Could anyone help me check whether the code is correct?Modeling hierarchical-model

Does the Stan model compile?

It looks like you have possibly leapt to the final version of your model, instead of starting with a simple model and progressively adding more components. A very important part of this iterative process is confirming that your models are able to estimate the parameters of synthetic datasets. An additional benefit of this approach is that you develop an understanding of the generative model that you are using to approximate the data generation process.

Yes, It compiles and gives good results.

Claude (?) is pretty good at writing Stan models, but not perfect (the tell here is the block comment style and aligned twiddles—all the Stan code that Claude writes look like that). There’s a lot here that I’d have done differently. Also, I’m not sure we’re going to be able to keep up verifying people writing complicated models with AI.

  1. I would define the means and standard deviation in the transformed data block to prevent user error sending them in.

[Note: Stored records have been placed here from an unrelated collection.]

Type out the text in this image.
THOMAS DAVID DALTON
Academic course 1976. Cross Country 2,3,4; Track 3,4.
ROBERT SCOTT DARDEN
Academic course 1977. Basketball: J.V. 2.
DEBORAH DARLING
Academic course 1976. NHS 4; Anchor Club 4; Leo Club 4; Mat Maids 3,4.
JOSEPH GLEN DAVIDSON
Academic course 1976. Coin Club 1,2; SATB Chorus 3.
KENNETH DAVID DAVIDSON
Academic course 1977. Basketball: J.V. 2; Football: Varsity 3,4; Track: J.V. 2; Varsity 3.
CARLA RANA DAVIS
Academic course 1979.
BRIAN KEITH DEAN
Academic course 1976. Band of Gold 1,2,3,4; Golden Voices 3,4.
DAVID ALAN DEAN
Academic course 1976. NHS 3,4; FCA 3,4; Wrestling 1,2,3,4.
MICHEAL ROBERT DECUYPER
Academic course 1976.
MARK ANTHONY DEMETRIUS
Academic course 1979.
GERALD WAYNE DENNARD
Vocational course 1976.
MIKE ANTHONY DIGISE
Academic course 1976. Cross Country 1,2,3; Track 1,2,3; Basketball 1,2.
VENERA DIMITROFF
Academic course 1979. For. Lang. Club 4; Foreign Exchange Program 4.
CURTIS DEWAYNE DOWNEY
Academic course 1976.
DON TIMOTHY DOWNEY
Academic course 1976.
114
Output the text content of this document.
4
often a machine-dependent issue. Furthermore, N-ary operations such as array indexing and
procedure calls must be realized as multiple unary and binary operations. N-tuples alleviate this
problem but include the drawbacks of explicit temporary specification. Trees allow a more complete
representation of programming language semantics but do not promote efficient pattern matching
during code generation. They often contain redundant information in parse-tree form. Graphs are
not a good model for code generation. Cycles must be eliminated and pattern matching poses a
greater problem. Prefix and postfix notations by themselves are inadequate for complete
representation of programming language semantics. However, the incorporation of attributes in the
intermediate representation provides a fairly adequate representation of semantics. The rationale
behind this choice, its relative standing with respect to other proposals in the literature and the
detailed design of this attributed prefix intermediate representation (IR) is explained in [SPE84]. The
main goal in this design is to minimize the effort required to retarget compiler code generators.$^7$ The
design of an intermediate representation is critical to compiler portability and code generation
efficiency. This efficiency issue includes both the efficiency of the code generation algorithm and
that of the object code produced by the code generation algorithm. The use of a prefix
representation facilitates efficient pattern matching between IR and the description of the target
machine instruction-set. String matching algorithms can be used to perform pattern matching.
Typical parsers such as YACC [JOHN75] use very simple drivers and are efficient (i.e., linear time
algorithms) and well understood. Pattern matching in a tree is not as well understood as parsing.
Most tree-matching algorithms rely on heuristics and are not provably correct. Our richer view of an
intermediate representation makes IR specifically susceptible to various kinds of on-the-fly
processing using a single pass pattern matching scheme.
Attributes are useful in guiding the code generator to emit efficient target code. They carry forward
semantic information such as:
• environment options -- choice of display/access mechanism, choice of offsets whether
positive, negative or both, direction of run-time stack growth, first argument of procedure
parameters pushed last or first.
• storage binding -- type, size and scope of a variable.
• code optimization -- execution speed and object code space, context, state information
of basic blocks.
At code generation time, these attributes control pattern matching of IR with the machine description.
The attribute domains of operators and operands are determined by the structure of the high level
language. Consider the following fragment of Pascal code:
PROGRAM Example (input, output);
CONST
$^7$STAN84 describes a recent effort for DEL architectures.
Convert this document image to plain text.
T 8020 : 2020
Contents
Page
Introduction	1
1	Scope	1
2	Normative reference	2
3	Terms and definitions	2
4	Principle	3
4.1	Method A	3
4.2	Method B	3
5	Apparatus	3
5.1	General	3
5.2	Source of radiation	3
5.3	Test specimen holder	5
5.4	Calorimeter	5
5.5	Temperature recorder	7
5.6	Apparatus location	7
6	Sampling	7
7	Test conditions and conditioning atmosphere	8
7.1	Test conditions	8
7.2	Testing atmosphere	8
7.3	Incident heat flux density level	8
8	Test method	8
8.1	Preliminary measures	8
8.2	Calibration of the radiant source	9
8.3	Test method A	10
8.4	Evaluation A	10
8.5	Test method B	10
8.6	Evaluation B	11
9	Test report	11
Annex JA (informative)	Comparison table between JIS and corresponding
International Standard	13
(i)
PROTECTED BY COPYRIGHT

  2. You can use offset/multiplier to simplify non-centering. Also, non-centering is only good if there’s relatively little data coupled with a weakly informative prior—when there’s a lot of information in data and prior, centered is better.

  3. You can vectorize the likelihood functions, e.g.

x_meas_std ~ normal(x_true_std, sigma_u_std);
  1. You can also vectorize the assignments, so
vector[N] x_true_std = sigma_x_std[year_id] .* x_true_raw;

I don’t like the name “true” in parameters. We never know the true values of anything latent unless we’re simulating.

  1. The variables like beta0_std are misnamed. The variables z_beta0 are the standardized variables, so these should just be called beta0, etc.

  2. You might want to convert the variables back to their natural scale rather than their centered scale.

What you really want to do is run posterior predictive checks to make sure the model’s capturing what you want it to capture.